THE DANGER OF IDIOTS

So, here I am, without my computer while it is in the repair shop having it's hard-drive (and motherboard!) replaced. We have the hard drive and everything on it (including all my video projects past and present, such as the almost-finished videographic paeon to life alone with felines - Where's My Milk You Bastard - backed up on a precious external hard drive that holds the entirety of mine and Dee's digital life.

 Meanwhile, our house is in a disarray of reorganisation (for reasons I won't go into here) as Dee and I spent over 6 hours assembling an absolute monster of an Ikea wardrobe in the bedroom. The second room (previously my "editing suite" aka room with desk and sometimes biscuits) is full of bits of stacked furniture, busted old wardrobes and ungainly piles of generic home-fodder as we struggle to erect a chipboard stonehenge next door using only the power of blunt drill bits and swearing.

While moving lumps of stuff from one room to another in an attempt to maximise space around our new Godless monolith I found myself in the second bedroom manoeuvring a huge cuddly stuffed gorilla across a chest of drawers towards a chassis of an old wardrobe.

Blammo crash bang, said the external hard drive as he toppled off the chest of drawers that some utter imbecile had left it sitting upon. The imbecile began hopping up and down in a stupor flailing an inanimate primate around as it slowly dawned on the increasingly panicked imbecile what was ON that hard drive. Everything. Every edit of video work. Every piece of footage. Every colour correction, every fade, every exported movie. Every photo ever taken by the imbecile or by Dee.
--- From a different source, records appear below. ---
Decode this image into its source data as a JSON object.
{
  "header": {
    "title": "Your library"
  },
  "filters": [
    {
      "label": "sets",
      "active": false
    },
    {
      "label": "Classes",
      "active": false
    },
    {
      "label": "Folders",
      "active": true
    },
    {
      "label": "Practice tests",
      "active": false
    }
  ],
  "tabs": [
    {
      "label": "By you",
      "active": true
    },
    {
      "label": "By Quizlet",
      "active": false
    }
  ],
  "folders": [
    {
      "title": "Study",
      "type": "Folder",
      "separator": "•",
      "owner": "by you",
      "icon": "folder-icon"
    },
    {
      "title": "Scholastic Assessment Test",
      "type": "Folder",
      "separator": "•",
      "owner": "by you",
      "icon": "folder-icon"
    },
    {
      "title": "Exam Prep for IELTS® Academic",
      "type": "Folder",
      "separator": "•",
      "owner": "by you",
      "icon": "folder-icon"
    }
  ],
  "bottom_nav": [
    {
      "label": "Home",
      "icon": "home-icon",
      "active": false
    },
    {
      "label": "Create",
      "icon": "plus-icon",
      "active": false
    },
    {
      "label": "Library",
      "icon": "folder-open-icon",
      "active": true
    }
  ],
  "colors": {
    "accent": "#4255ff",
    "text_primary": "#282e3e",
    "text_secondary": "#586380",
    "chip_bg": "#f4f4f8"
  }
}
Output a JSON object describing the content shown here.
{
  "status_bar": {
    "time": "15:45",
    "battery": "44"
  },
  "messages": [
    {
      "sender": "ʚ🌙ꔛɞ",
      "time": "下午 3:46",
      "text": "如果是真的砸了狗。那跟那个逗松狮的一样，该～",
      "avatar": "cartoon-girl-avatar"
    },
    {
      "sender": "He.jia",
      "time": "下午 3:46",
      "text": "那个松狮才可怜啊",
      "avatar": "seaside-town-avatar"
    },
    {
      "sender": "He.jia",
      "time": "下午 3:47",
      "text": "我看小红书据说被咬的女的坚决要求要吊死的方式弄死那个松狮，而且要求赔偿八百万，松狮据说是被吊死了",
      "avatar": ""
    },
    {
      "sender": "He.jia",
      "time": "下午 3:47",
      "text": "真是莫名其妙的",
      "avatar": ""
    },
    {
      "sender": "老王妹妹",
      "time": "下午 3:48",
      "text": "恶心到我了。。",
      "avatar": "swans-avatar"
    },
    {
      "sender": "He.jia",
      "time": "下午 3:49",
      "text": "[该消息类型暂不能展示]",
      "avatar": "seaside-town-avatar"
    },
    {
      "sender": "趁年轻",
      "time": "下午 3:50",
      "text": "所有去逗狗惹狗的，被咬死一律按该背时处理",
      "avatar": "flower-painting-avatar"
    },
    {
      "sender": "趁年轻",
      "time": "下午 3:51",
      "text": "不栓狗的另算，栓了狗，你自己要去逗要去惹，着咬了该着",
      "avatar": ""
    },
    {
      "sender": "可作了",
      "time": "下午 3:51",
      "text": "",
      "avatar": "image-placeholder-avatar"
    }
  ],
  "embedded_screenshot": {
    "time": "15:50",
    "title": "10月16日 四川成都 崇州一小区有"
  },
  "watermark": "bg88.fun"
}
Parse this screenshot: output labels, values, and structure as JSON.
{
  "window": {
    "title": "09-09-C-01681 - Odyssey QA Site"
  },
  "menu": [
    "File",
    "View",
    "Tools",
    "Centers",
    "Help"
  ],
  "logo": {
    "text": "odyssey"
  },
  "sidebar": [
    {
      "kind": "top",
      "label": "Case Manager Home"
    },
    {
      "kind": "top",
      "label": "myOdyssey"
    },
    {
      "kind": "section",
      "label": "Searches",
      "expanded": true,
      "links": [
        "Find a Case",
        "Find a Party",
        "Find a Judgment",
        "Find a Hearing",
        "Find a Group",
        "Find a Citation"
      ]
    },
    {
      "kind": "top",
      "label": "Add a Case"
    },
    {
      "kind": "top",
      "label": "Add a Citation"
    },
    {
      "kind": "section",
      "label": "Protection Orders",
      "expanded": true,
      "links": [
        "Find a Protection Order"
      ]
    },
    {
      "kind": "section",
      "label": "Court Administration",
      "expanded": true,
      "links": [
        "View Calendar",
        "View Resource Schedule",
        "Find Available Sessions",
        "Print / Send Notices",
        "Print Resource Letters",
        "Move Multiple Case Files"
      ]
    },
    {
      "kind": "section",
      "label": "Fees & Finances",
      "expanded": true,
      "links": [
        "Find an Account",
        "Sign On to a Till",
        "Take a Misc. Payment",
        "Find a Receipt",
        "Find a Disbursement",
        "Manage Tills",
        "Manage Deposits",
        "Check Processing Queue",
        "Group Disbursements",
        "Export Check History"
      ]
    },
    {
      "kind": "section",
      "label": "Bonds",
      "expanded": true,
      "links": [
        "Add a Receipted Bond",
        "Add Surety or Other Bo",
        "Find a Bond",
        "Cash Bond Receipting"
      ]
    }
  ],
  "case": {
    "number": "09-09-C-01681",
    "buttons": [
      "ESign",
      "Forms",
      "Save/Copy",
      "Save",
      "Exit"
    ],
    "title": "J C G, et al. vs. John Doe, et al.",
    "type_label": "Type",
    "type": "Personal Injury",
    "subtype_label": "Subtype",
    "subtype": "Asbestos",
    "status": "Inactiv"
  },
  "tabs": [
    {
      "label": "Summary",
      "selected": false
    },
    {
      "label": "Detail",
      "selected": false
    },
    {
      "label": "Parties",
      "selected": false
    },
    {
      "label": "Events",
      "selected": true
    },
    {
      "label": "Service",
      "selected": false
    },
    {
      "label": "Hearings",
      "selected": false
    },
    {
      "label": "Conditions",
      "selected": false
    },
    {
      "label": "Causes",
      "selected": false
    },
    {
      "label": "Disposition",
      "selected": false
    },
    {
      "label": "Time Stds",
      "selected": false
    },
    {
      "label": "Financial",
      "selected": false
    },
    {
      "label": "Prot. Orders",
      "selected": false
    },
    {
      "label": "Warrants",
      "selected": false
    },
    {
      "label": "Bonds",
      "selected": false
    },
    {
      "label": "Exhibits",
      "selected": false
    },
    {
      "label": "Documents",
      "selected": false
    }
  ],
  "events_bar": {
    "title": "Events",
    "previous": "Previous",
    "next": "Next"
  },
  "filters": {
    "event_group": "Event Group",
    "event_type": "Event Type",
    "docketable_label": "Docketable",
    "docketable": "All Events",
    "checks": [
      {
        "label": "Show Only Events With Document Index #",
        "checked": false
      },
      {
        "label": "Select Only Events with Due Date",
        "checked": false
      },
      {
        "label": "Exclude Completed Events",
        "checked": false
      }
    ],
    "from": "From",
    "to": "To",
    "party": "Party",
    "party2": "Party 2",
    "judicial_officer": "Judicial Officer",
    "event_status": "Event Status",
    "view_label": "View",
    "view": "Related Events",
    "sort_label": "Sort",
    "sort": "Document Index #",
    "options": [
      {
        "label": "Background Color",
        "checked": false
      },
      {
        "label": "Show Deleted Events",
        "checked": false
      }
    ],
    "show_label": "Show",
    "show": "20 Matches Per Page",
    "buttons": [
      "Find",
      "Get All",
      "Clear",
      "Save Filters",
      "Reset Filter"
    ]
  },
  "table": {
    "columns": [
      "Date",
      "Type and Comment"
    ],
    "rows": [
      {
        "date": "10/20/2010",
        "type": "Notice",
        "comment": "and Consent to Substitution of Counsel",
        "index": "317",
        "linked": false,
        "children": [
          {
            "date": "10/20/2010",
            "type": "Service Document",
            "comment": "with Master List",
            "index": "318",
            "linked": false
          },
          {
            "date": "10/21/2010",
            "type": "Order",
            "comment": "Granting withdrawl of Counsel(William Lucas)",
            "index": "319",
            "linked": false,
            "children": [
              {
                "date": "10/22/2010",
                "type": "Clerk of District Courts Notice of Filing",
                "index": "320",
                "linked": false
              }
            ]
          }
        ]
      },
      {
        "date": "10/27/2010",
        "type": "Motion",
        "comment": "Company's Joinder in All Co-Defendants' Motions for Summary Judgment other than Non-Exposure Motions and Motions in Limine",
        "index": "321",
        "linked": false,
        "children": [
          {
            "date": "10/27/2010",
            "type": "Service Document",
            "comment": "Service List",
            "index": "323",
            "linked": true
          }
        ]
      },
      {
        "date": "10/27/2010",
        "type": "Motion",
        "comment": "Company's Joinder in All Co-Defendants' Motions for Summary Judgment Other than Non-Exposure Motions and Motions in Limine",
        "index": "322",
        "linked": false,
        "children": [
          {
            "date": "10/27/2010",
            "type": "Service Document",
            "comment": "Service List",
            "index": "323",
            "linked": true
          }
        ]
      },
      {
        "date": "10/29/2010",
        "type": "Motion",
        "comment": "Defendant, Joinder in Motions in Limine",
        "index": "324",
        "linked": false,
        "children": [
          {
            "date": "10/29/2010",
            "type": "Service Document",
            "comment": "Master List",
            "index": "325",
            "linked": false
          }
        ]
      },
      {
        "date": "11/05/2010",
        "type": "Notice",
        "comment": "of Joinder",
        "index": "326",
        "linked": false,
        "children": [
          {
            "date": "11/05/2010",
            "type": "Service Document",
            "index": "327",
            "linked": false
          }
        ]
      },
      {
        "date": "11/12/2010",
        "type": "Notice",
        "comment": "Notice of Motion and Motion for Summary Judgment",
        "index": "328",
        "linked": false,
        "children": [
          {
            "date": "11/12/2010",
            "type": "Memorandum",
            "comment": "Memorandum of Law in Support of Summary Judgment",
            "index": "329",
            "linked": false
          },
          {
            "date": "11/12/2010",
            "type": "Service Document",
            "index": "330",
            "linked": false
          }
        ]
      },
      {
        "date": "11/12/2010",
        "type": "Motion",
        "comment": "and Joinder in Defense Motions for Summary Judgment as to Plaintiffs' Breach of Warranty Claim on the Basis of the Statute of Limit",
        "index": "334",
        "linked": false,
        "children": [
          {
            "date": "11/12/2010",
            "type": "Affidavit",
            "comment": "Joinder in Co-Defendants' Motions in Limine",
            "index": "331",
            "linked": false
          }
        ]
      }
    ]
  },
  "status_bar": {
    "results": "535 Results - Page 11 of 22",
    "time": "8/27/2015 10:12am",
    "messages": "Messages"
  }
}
Every song we had. Every document, every program. We put our digital lives in a box for safe keeping while our computer was being repaired and an imbecile walked by and smacked the delicate vault to the ground within 48 hours.

Until the computer is returned and we attempt to reinstall our data we won't know what the damage is. But a google prognosis carried out at work is not encouraging. The drive shows no physical damage but they are delicate complicated things that can be utterly destroyed internally without a single crack to the exterior.

It's entirely possible that I have just wiped out several years work. It's true that the original DV tapes sit in a drawer undamaged. I could start from scratch. But the very idea of undertaking so many hours upon hours of work without any references or notes is distressing.

It's not just the work that galls me. It's the pictures, the personal little videos, the photos, the memories.

I'll keep you updated when I know more. For the next few days you can find me hiding under the carcass of a dusty decommissioned wardrobe, repeatedly punching myself in the face.